Schlagwort-Archiv: Munin

Servermonitoring mit Munin

Als Systemadministrator möchte man häufig wissen, wie die eigenen Server so ausgelastet sind. Sei es um „beweisen“ zu können, dass man mehr oder neuere Server braucht oder um rauszufinden wann Lastspitzen auf welchem Server auftreten. Klingt erst einmal nicht so einfach da ein geeignetes Tool zu finden, dass nicht für noch mehr Last auf den Produktivsystemen sorgt und dazu noch einfach zu handhaben ist (man möchte ja nicht seine Zeit damit verbringen, das Monitoring zu konfigurieren, sondern damit Ergebnisse auszuwerten und entsprechend darauf zu reagieren). Eine alles-inklusive Lösing ist da z.B. Zabbix. Zabbix macht zwar einen sehr professionellen Eindruck, ist für meine Einsatzzwecke aber bisher immer viel zu „aufgeblasen“ gewesen. Außerdem gibt es da noch Ganglia, aber auch das finde ich nicht besonders intuitiv.

Einen guter Kompromiss stellt Munin für mich dar. Unter Debian ist Munin sehr schnell installiert und konfiguriert. Es reicht dazu auf den „nodes“, also den Rechnern die man überwachen möchte, das Paket munin-node via apt-get zu installieren. Auf dem Server, der die Daten sammeln soll, wird dann das Paket munin installiert.

Die Konfiguration gestalltet sich sehr einfach, in /etc/munin/munin-node.conf sollte man mit allow die IP spezifizieren, mit der der Sammel-Server verbinden wird. Wichtig ist darauf die etwas „komisch“ erscheinende Regex-Notation zu benutzen. Aus 127.0.0.1 wird dadurch z.B. ^127\.0\.0\.1$. Alles andere kann erstmal auf den Standard-Einstellungen bleiben.
Auf dem zentralen Server muss dann noch /etc/munin/munin.conf angepasst werden. Wichtig ist, für jeden Server der überwacht werden soll kurz eine eigene Sektion einzufügen, hier am Beispiel von www.peterchen.net:
[www.peterchen.net]
address www.peterchen.net
use_node_name yes

Nach Veränderungen der Konfiguration sollte man Munin mit /etc/init.d/munin-node restart neustarten. Nach wenigen Minuten dürften die ersten Informationen in der Weboberfläche von Munin erscheinen. Wo Munin die Oberfläche erzeugt, wird auch in der munin.conf festgelegt. Standard ist (bei Debian) /var/www/munin.
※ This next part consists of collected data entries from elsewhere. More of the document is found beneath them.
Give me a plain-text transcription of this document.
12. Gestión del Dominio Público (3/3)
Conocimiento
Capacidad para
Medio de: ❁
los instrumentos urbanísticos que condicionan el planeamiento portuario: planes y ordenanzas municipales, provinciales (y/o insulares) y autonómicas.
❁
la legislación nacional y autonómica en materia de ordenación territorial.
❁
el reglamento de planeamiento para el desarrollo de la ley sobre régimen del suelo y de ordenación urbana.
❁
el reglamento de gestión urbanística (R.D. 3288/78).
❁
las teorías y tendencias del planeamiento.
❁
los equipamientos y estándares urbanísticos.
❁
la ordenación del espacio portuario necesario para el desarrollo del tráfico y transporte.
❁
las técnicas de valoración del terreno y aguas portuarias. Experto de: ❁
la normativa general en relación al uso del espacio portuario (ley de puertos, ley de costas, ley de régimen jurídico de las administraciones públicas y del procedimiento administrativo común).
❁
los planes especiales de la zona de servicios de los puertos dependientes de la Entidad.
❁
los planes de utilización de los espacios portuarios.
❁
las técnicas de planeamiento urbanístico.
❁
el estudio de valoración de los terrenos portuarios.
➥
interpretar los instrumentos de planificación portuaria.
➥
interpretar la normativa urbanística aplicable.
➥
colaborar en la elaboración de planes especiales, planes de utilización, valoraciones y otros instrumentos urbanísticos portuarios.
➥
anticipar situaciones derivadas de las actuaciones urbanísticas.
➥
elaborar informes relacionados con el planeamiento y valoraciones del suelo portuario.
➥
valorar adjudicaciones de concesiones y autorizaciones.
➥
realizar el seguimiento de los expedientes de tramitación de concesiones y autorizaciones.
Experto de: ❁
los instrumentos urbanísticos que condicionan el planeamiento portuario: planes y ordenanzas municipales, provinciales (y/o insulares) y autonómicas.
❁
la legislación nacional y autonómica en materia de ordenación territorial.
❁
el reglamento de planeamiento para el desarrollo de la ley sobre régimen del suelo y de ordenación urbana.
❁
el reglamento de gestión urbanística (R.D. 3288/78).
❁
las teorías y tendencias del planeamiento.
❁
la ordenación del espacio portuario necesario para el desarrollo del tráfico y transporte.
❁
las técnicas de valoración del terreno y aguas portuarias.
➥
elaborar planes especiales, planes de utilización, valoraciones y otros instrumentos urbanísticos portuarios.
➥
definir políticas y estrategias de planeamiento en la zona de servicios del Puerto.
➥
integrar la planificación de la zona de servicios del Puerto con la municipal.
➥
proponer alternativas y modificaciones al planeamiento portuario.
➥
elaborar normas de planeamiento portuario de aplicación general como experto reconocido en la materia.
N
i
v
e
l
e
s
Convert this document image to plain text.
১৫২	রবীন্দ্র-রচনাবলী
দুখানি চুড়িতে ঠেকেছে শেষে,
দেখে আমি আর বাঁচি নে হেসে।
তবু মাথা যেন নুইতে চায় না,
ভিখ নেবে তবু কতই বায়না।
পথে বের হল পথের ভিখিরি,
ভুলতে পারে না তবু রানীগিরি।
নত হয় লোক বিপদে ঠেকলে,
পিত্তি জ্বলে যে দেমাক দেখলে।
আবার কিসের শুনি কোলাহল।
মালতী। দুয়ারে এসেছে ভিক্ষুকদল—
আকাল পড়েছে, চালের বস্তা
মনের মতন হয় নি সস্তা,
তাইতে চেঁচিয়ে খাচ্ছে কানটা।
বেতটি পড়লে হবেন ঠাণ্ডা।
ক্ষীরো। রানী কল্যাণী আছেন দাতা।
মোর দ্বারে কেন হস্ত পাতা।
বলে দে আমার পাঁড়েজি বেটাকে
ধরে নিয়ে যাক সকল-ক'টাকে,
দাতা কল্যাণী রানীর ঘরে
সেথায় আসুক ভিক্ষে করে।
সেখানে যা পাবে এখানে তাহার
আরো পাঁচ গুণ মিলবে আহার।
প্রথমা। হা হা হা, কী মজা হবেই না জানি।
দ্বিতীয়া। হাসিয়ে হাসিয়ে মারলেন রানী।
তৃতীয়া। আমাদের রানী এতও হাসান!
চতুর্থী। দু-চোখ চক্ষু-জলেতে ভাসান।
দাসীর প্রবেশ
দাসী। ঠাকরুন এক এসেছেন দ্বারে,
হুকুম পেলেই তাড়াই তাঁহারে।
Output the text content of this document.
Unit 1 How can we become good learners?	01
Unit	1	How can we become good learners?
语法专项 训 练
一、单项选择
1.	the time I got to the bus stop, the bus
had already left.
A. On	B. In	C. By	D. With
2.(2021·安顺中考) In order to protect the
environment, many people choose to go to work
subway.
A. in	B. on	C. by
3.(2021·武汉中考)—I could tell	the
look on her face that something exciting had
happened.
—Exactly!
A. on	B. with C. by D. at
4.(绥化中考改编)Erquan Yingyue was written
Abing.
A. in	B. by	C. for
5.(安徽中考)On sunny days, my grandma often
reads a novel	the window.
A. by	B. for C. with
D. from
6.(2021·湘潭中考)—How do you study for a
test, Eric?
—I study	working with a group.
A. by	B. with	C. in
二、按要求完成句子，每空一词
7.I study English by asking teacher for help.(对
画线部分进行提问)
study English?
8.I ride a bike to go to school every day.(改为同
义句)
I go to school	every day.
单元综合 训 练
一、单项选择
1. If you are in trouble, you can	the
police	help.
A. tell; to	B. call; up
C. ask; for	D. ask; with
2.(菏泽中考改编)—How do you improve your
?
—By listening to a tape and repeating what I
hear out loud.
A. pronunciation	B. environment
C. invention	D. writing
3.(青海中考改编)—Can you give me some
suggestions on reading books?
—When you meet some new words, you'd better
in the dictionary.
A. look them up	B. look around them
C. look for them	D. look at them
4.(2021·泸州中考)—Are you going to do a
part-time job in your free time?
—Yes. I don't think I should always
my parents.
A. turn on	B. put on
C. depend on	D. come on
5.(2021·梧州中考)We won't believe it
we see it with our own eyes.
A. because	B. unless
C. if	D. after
Ein Munin in Aktion kann beispielweise hier betrachtet werden: http://munin.ping.uio.no/.

Wenn in den Graphen noch keine Daten erscheinen, sollte man folgende Dinge überprüfen:

  • Kann der Sammelserver über den Standard-Munin-Port 4949 auf die Nodes verbinden (kann man mit netcat ausprobieren)? Liefert die jeweilige Node den richtigen Namen zurück (d.h. den, der auch in der Config verwendet wird)?
  • Sind die Rechte in /var/lib/munin richtig gesetzt?